Eles não carregavam nada às costas…
PE: Pois é. Vinham lá das capitais…
A.M.: Pois vinham. Eles traziam aquelas máquinas grandes, antigas…antigas …daquelas com trapézios (são tripés) que deitavam um pano por cima.
PE: E aqui em Valezim?
A.M.: Andaram ali naquela ponte, que é a ponte romana. Ficavam ali uns moinhos. Olhe, havia dois deste lado e lá abaixo o do Isaac, que tinha também um moinho ali.
PE: Mas lembra-se deles andarem a filmar aqui em Valezim…
A.M.: Era…era nestes sítios que eles viam que ficavam melhor para aparecer noutros lados. Aquilo era para ser vendido, claro.

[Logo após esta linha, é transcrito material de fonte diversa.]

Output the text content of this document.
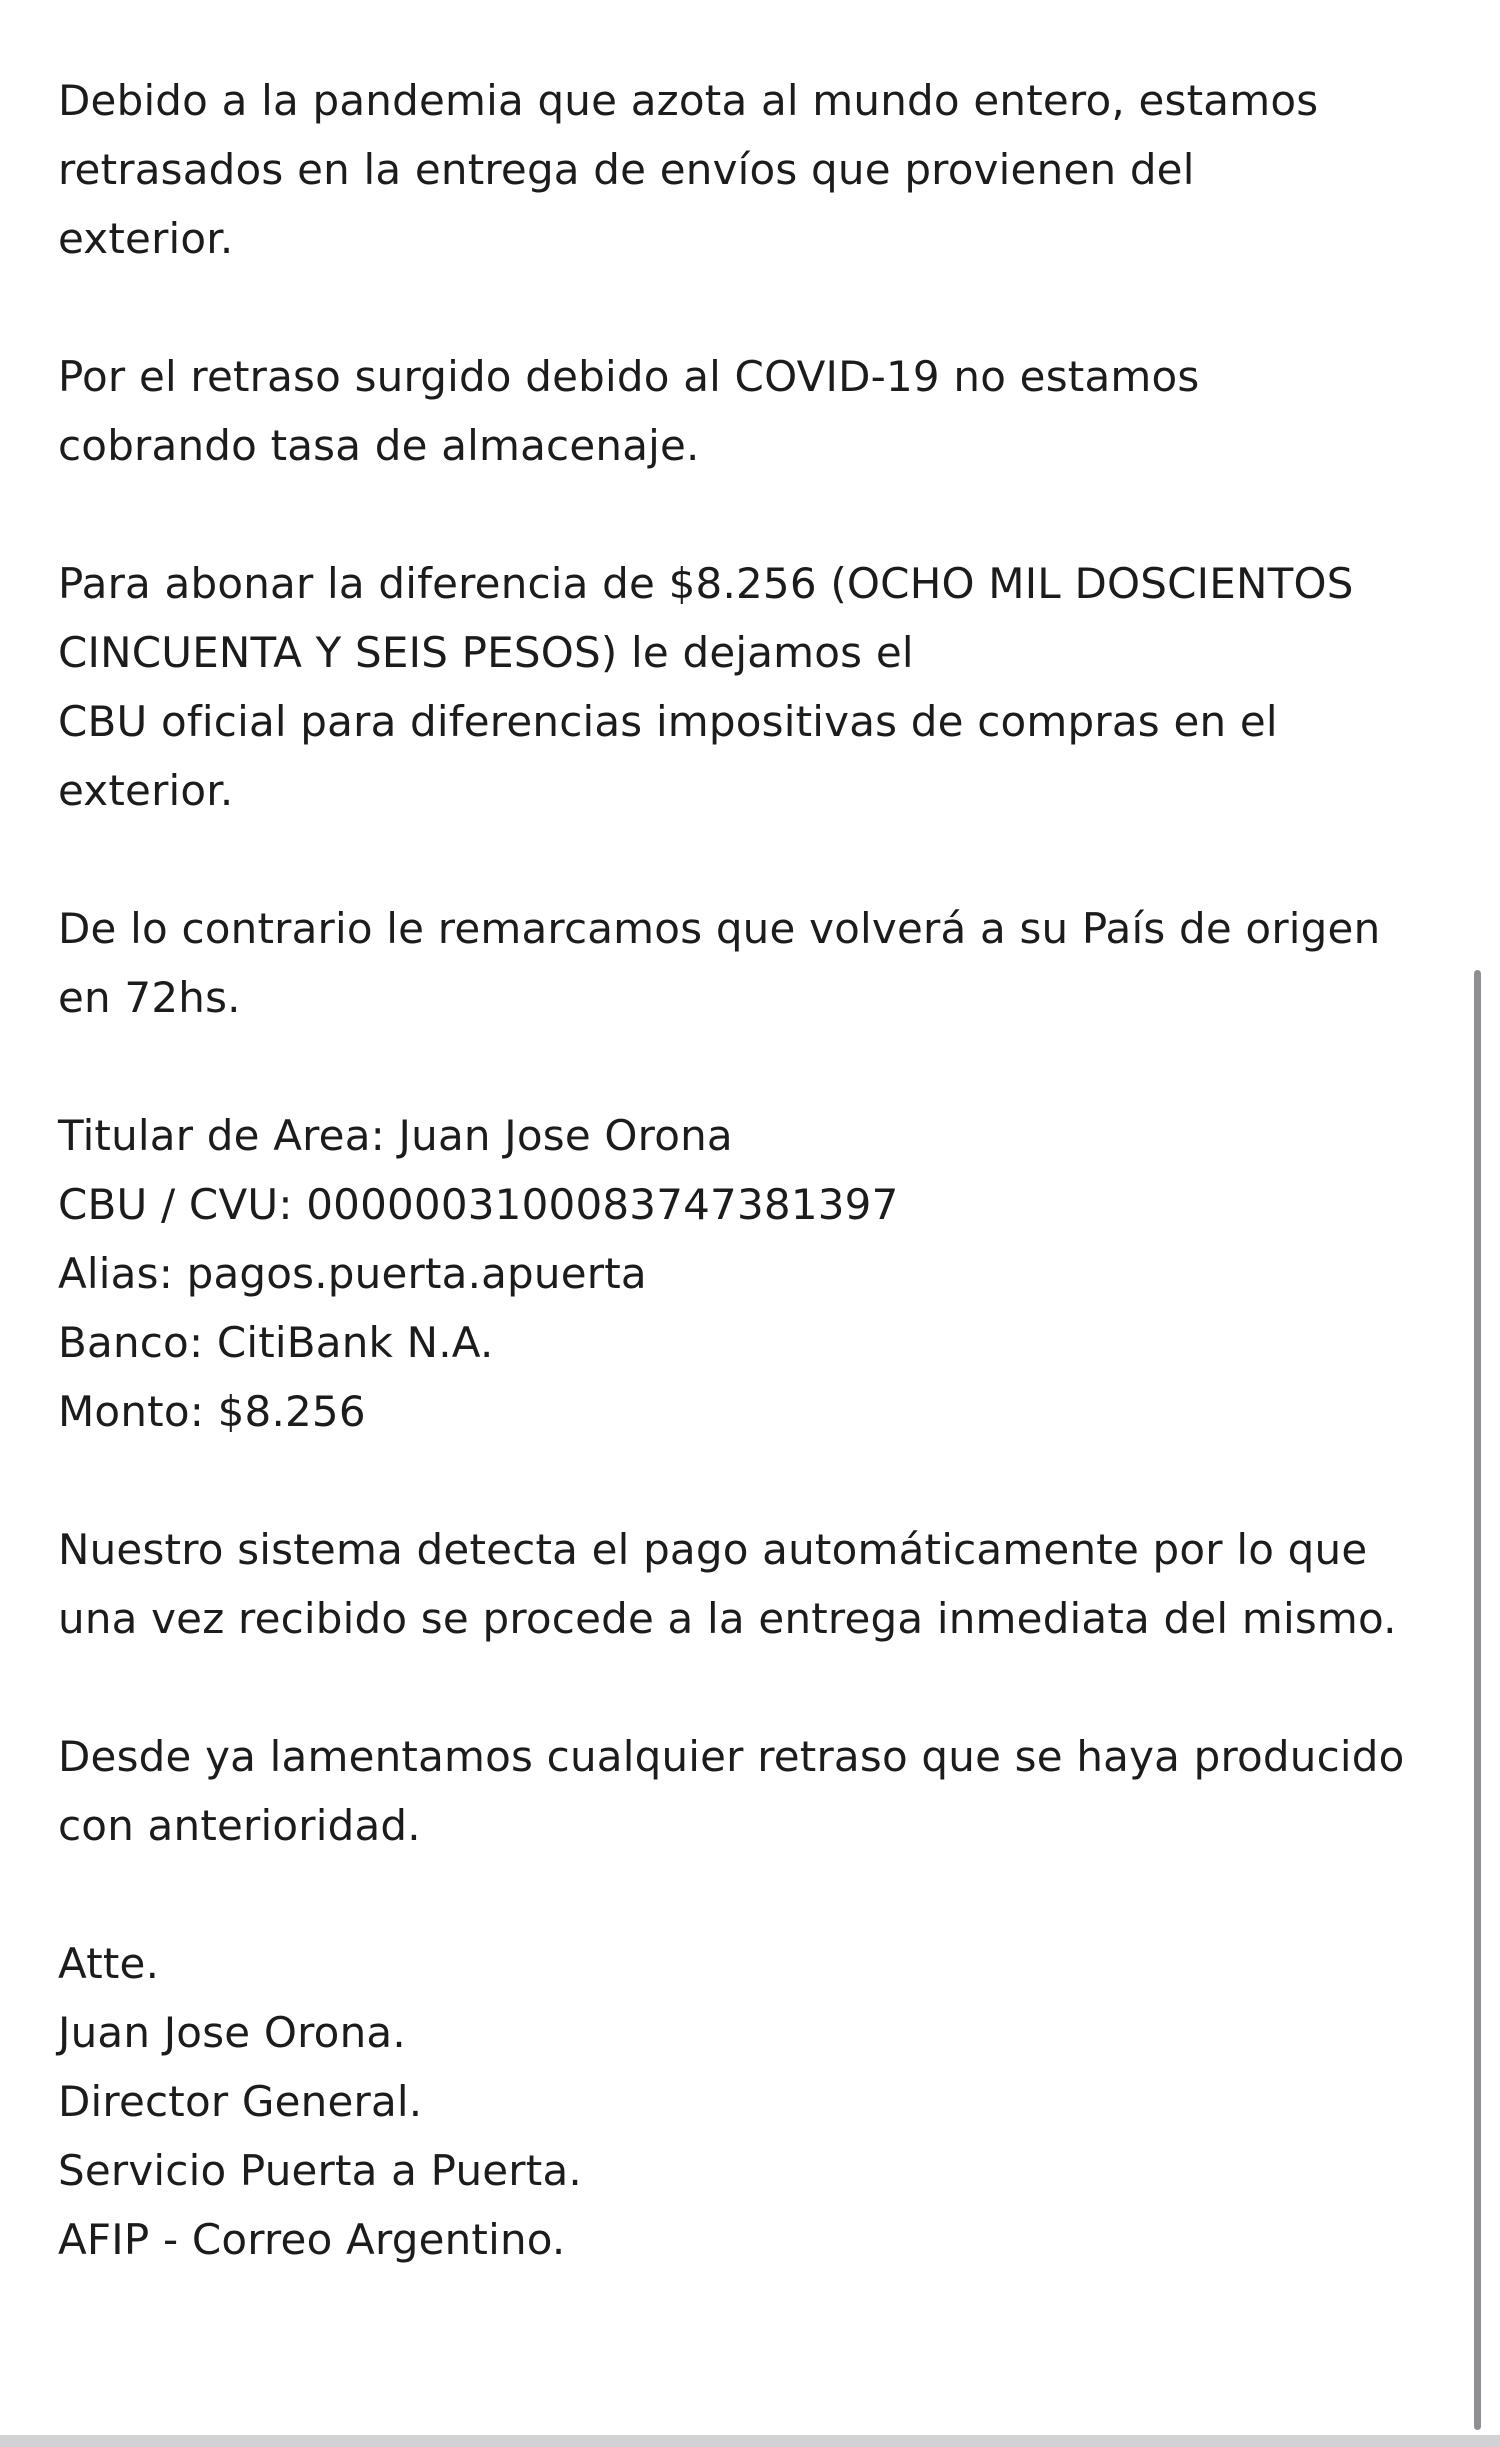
Debido a la pandemia que azota al mundo entero, estamos
retrasados en la entrega de envíos que provienen del
exterior.
Por el retraso surgido debido al COVID-19 no estamos
cobrando tasa de almacenaje.
Para abonar la diferencia de $8.256 (OCHO MIL DOSCIENTOS
CINCUENTA Y SEIS PESOS) le dejamos el
CBU oficial para diferencias impositivas de compras en el
exterior.
De lo contrario le remarcamos que volverá a su País de origen
en 72hs.
Titular de Area: Juan Jose Orona
CBU / CVU: 0000003100083747381397
Alias: pagos.puerta.apuerta
Banco: CitiBank N.A.
Monto: $8.256
Nuestro sistema detecta el pago automáticamente por lo que
una vez recibido se procede a la entrega inmediata del mismo.
Desde ya lamentamos cualquier retraso que se haya producido
con anterioridad.
Atte.
Juan Jose Orona.
Director General.
Servicio Puerta a Puerta.
AFIP - Correo Argentino.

Iam ganhar dinheiro, senão não o andavam a gastar…
PE: Mas, eles filmaram aqui na casa onde hoje fica o clube?
A.M.: Ah. Pois. Filmaram toda a Casa Real! Casa Real! Até lá estão as armas reais. Havia lá uns homens…eram todos importantes.
PE.: É a Casa dos Castelo Branco (3) gente nobre.
A.M.: É. Andaram lá em frente e naqueles quintais e na casa.
PE: Porque é que chama a Casa Real?
A.M.: Porque havia cá homens…reais…gente nobre, claro. Agora não há cá ninguém como nesses tempos. Naqueles tempos havia aqui homens rijos e tesos.
A.M.: Deixe-me cá ver.
(E aponta para uma foto). (4) E diz:
Estes eram dos que cá andaram.
PE: Então lembra-se dos artistas cá andarem?
A.M.: Eles lá andavam nessas comédias com as raparigas…bem, com as mulheres, que elas eram uns mulherões. Eu não sei, mas agora já não há mulheres da estatura que aquelas tinham. As mulheres agora são mais pequeninas. (E arranca uma estrondosa gargalhada) Eram uns mulherões. Lembra-me muito bem. Eu já tinha idade. Já andava com os rebanhos por aí.
PE: Há uma fotografia que apresenta um casamento na Senhora da Saúde…
A.M.: Mas ainda não estava como agora…era terra em volta…não tinha escadaria nem muros.
PE: Convidaram pessoas daqui para serem figurantes, lembra-se?
A.M.: Sim…Sim…Então, eles traziam tanta gente. E carros! Transportavam tudo de carro. Não vinham a pé, pois já havia caminho. Eu lembro-me. Eu vi. Eu também era danado para ver. Entregava as ovelhas a um irmão meu e ia ver. Eu gostava de espreitar aquilo.
PE: Então lembra-se disso?
A.M.: Então não me lembra! Se lembro! Muito bem até. Aquilo era uma seita do “carago”, também lhe digo.
PE: O Sr. António tinha 14 anos. Portanto, uma idade que lhe permitiu registar o que se passou. Lembra-se se essa gente pernoitava em Valezim ou iam e vinham todos os dias?
A.M.: Iam e vinham.
P.E.: Para onde, não sabe?
A.M.: Era para Seia, porque o Zé Morgado (com carro de aluguer em Seia na época) é que os trazia e levava. O Zé Morgado tinha um carro…um carrão vermelho…aquilo andava! Eles andavam em dois carros, não era só um. E então não tinham lotação. Era os que cabiam.
P.E.: O Senhor António conheceu três homens na fotografia…
A.M.: Ah. Pois conheci. Eram os que estavam mais melhor de se conhecer. Naquele tempo Valezim era muito sossegado. Apareceu aqui aquela rapaziada…foi uma revolução, um desassossego… Pois foi. Todos gostavam de ver. Andaram a espreitar como eu. Eu já tinha 14 anos.